Mosia 3:19. Diventare santi

  • Mentre parlava di che cosa significa essere un santo, l’anziano Quentin L. Cook, del Quorum dei Dodici Apostoli, citò questa definizione e poi fornì degli esempi di cose da cui dobbiamo allontanarci:

    “Il termine santo in greco significa ‘messo a parte, separato, [e] sacro’ [Daniel H. Ludlow, ed., Encyclopedia of Mormonism, 5 voll. (1992), 3:1249]. Oggi se vogliamo essere santi dobbiamo allontanarci da una condotta malvagia e dalle mete distruttive che prevalgono nel mondo.

    Siamo bombardati da immagini visive di violenza e immoralità. La musica inappropriata e la pornografia vengono sempre maggiormente tollerate. L’uso di droga e alcol dilaga. Si dà sempre meno valore all’onestà e alla forza di carattere. Si reclamano i diritti individuali, ma vengono trascurati doveri, responsabilità e obblighi. C’è stato un involgarimento del linguaggio e si è sempre più esposti alle cose brutte e rozze. L’avversario si è instancabilmente impegnato a minare il piano di felicità. Se stiamo alla larga da questa condotta mondana, avremo la compagnia dello Spirito nella nostra vita e sperimenteremo la gioia di essere degni Santi degli Ultimi Giorni” (Conference Report, ottobre 2003, 100–101; oppure Liahona, novembre 2003, 96).

Mosia 3:19. “Come un fanciullo”

  • Il presidente Henry B. Eyring, della Prima Presidenza, ha insegnato in che modo diventare “come un fanciullo” (Mosia 3:19) ci porta alla sicurezza spirituale:

    “Re Beniamino ci spiega bene in che modo possiamo ottenere… [che] la nostra natura cambi grazie all’Espiazione di Gesù Cristo. Questa è l’unica maniera in cui possiamo edificare sulle fondamenta sicure e rimanere saldi nella rettitudine, anche durante le tempeste delle tentazioni.

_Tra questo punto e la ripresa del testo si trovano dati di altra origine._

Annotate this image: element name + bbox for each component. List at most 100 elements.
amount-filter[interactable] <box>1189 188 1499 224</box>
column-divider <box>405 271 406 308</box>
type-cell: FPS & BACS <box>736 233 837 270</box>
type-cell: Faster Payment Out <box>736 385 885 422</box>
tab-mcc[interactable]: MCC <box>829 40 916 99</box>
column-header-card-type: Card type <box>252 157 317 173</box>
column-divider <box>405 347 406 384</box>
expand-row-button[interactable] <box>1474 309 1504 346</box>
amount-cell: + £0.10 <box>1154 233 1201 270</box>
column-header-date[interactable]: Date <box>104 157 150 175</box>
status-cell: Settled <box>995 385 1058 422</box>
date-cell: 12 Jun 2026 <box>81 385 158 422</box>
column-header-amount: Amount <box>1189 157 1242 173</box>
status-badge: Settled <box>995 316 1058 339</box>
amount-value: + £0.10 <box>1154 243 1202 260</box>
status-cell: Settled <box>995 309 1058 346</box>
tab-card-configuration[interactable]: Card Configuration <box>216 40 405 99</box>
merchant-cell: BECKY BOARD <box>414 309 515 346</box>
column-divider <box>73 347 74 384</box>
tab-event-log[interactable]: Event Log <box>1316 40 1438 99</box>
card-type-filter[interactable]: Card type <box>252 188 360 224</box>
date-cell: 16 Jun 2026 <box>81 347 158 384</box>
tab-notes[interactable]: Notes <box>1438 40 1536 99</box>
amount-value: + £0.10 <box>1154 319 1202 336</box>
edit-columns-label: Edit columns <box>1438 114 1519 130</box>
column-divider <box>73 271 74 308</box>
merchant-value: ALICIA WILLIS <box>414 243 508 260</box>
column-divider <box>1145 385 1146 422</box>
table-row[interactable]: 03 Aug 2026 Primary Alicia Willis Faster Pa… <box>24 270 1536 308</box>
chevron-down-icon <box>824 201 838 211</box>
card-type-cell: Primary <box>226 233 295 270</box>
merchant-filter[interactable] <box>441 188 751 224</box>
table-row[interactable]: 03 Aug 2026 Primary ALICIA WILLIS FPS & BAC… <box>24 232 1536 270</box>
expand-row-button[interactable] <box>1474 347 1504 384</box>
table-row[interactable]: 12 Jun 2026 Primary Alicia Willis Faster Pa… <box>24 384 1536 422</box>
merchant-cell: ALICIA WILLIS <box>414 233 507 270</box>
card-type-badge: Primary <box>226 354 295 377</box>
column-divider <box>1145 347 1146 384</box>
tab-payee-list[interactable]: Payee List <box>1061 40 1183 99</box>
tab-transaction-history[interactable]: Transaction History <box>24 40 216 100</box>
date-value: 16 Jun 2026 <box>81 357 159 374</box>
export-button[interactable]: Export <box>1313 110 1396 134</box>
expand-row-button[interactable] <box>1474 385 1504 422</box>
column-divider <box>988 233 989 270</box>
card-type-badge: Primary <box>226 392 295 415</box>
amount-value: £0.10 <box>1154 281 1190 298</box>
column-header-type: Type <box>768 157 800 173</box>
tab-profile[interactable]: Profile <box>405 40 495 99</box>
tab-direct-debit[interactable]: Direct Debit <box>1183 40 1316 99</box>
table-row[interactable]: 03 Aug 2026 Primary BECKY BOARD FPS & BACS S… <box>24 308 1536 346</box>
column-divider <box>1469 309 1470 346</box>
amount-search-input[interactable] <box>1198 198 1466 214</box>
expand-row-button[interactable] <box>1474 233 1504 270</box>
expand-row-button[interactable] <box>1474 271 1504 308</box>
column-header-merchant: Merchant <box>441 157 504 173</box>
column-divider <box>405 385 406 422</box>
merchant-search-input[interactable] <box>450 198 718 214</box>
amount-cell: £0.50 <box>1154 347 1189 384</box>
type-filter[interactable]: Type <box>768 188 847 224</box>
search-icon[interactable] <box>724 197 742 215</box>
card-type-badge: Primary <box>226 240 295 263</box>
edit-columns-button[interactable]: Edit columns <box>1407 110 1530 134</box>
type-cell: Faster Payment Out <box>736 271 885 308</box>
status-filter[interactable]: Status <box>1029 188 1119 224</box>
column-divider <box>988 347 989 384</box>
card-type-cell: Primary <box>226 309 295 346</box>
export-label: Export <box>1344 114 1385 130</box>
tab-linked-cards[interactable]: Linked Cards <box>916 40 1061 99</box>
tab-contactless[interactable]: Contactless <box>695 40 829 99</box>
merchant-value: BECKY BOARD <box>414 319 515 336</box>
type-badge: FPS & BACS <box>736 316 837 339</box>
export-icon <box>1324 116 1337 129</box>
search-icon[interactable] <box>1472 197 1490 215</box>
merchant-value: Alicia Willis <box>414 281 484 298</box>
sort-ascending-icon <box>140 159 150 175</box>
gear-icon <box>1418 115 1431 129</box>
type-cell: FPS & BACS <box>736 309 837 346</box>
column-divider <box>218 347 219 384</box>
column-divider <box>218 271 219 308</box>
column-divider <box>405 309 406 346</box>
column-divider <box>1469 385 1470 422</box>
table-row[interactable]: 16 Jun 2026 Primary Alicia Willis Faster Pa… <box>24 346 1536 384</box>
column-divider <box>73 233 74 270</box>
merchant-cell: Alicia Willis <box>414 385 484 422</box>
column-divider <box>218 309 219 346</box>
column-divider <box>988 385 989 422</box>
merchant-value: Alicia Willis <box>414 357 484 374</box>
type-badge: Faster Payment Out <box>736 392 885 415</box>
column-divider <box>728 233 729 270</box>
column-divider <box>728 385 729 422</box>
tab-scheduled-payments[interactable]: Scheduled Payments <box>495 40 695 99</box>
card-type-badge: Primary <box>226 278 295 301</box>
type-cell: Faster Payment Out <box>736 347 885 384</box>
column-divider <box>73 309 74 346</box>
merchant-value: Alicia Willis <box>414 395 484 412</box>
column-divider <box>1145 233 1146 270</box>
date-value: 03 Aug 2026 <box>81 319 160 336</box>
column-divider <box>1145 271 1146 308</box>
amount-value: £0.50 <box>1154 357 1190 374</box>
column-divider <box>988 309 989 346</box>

    Re Beniamino descrive tale cambiamento con un paragone bellissimo, usato per millenni dai profeti e dal Signore stesso. Eccolo: che possiamo e dobbiamo diventare come un fanciullo.

    Per alcuni potrebbe non essere facile capire o accettare questo principio. La maggior parte di noi vuole essere forte e potrebbe ritenere l’essere come un fanciullo un segno di debolezza…

    Immagine
    Christ with children

    Re Beniamino, tuttavia, che come tutti sapeva che cosa significa essere un uomo forte e coraggioso, precisa che essere come un fanciullo non significa essere infantile, bensì essere come il Salvatore, che si rivolse a Suo Padre in preghiera al fine di avere la forza per fare la Sua volontà, cosa che poi fece. La nostra natura deve cambiare, affinché possiamo diventare come fanciulli e ottenere quella forza che dobbiamo possedere per essere al sicuro nei momenti di pericolo morale…

    Noi siamo al sicuro sulla roccia del Salvatore, dopo che con fede ci siamo consegnati a Lui, abbiamo risposto all’invito dello Spirito Santo di osservare abbastanza a lungo e fedelmente i comandamenti, che il potere dell’Espiazione ha cambiato il nostro cuore. Quando, tramite questa esperienza, siamo diventati come un fanciullo nella capacità di amare e obbedire, allora abbiamo eretto fondamenta sicure.

    Da re Beniamino apprendiamo che cosa possiamo fare per arrivare a questo luogo sicuro, ma ricordate: le cose che facciamo sono il mezzo, non l’obiettivo che perseguiamo. Quello che compiamo consente all’Espiazione di Gesù Cristo di farci diventare ciò che dobbiamo essere. La nostra fede in Gesù Cristo ci porta al pentimento e a osservare i Suoi comandamenti. Seguendo i suggerimenti dello Spirito Santo, siamo obbedienti e resistiamo alle tentazioni. Col tempo, la nostra natura cambia e diventeremo come fanciulli, obbedienti a Dio e più affettuosi. Questo cambiamento, se compiremo tutto ciò che dobbiamo fare per mantenerlo, ci qualificherà per i doni che giungono tramite lo Spirito Santo. A questo punto, saremo salvi sulla sola roccia sicura” (Conference Report, aprile 2006, 14–15; o Liahona, maggio 2006, 15–16).

Punti su cui riflettere

  • In che modo servire gli altri ti ha aiutato ad avvicinarti a Dio?

  • In che modo l’Espiazione ti consente di vincere l’uomo naturale? Perché è solo tramite l’Espiazione di Gesù Cristo che puoi divenire santo? (Vedere Mosia 3:19).

  • Mosia 1:5–6 spiega che avere le Scritture “dinanzi [agli] occhi” salvò i Nefiti dal cadere nell’incredulità. Perché per te è importante avere l’abitudine quotidiana di studiare le Scritture?

Compiti suggeriti

  • Re Beniamino spiegò che quando ci viene insegnata la parola di Dio non saremo “più trovati senza colpa” ai Suoi occhi (Mosia 3:22). Scrivi una risposta al seguente ragionamento: se ascoltare la parola di Dio ci rende più responsabili, perché è un vantaggio studiare il Vangelo e saperne di più? (Vedere DeA 130:18–19; 131:6). Trova ed elenca almeno tre passi scritturali che descrivano le benedizioni derivanti dallo studio del Vangelo.

  • Basandoti su Mosia 3 fai uno schema che dimostri e spieghi la missione del Salvatore nella mortalità e nella vita dopo la morte.